Óscar intentaba no tartamudear mientras luchaba por controlar el temblor de sus manos y que el color de sus mejillas regordetas no pasara del sonrosado saludable al bermellón acusador de, te estás poniendo colorado como un tomate porque te gusta Ángela. Claro que le gustaba Ángela y más en momentos. Así, cuando era como un ángel. No podían haberle puesto un nombre mejor.
—Creo que deberías hablar con alguien, con el jefe de estudios o algo. No está bien lo que te hacen, no deberías permitirlo más.
—Sí, sí tienes razón, aunque no creo que cambie nada, y quizás lo empeore. En realidad lo sabe todo el mundo, y ya ves que no hacen nada, además ya se les pasará. Gracias Ángela, ojalá todos fueran como tú. Bueno, se hace tarde mejor me voy a clase. A mí me toca dibujo.
En ese mismo instante la campanilla sonó por los altavoces anunciando que las clases iban a empezar. Tenía justo 5 minutos hasta al próximo toque que sería con el que empezaría la segunda clase de la jornada. Óscar tomó sus reglas y el estuche con los rotuladores técnicos, sin dejar de mirar la carpeta de gomas, era como si tuviera algún poder magnético, le costaba separarse de ella.

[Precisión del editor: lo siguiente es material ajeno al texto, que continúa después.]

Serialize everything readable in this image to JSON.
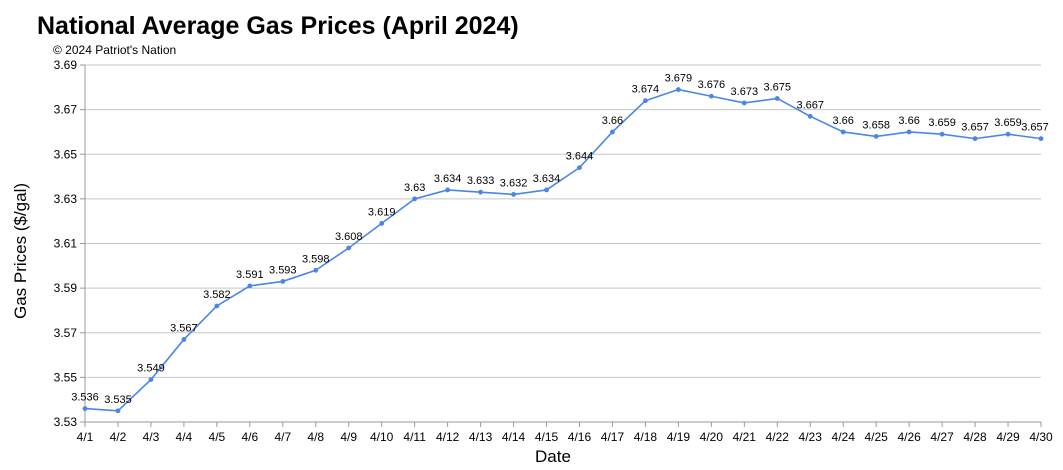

El proyectil llegó volando desde el fondo del pasillo, iba directo a la cabeza de Óscar. El muchacho se movió unos centímetros al hacer el gesto de cerrar la taquilla, dejándole el camino libre para estamparse en la frente de Ángela. El mundo pareció ralentizarse en ese momento, como si en la moviola de la vida, Dios hubiera seleccionado la opción frame to frame. El huevo estalló al golpear la frente de Ángela, que abrió desmesuradamente los ojos. Sintió el golpe, a la vez que la cáscara saltaba hecha añicos liberando clara y la yema que comenzaron a resbalarle por el rostro, sin ser consciente de lo que le había golpeado. Un milisegundo después llegaron las carcajadas. El Negro, el Chino y el Rebo se partían de la risa unos metros más allá. Otros dos obuses llegaron justo después, pero las carcajadas hicieron que erraran el tiro y terminaron impactando en la puerta de la taquilla. Acto seguido los tres gamberros desaparecieron corriendo por el pasillo.
Un silencio sepulcral sucedió a las risas, luego de un momento Dios volvió a 24 fotogramas por segundo y el mundo pasó a discurrir a su velocidad habitual. Se formó un corrillo de mirones alrededor de ellos. El aire se llenó con murmullos, con expresiones de sorpresa y de alguna risa, que intentaba ahogarse entre las manos de su dueño falto de tacto. Al poco el corrillo se deshizo una vez satisfechas las ansias morbosas. La campanilla iba a volver a sonar y la segunda hora de clases iba a dar comienzo, además allí ya no había nada que ver.
—Ángela. ¿Estás bien?
Qué tontería de pregunta ¿Cómo iba a estar bien? Le acaban de tirar un huevo a la cabeza. Un huevo que iba dirigido a él. Por su culpa le habían hecho eso.
Mientras todo eso pasaba por su cabeza se hurgaba en los bolsillos buscando un pañuelo de papel para intentar limpiarle el huevo que le chorreaba desde el pelo.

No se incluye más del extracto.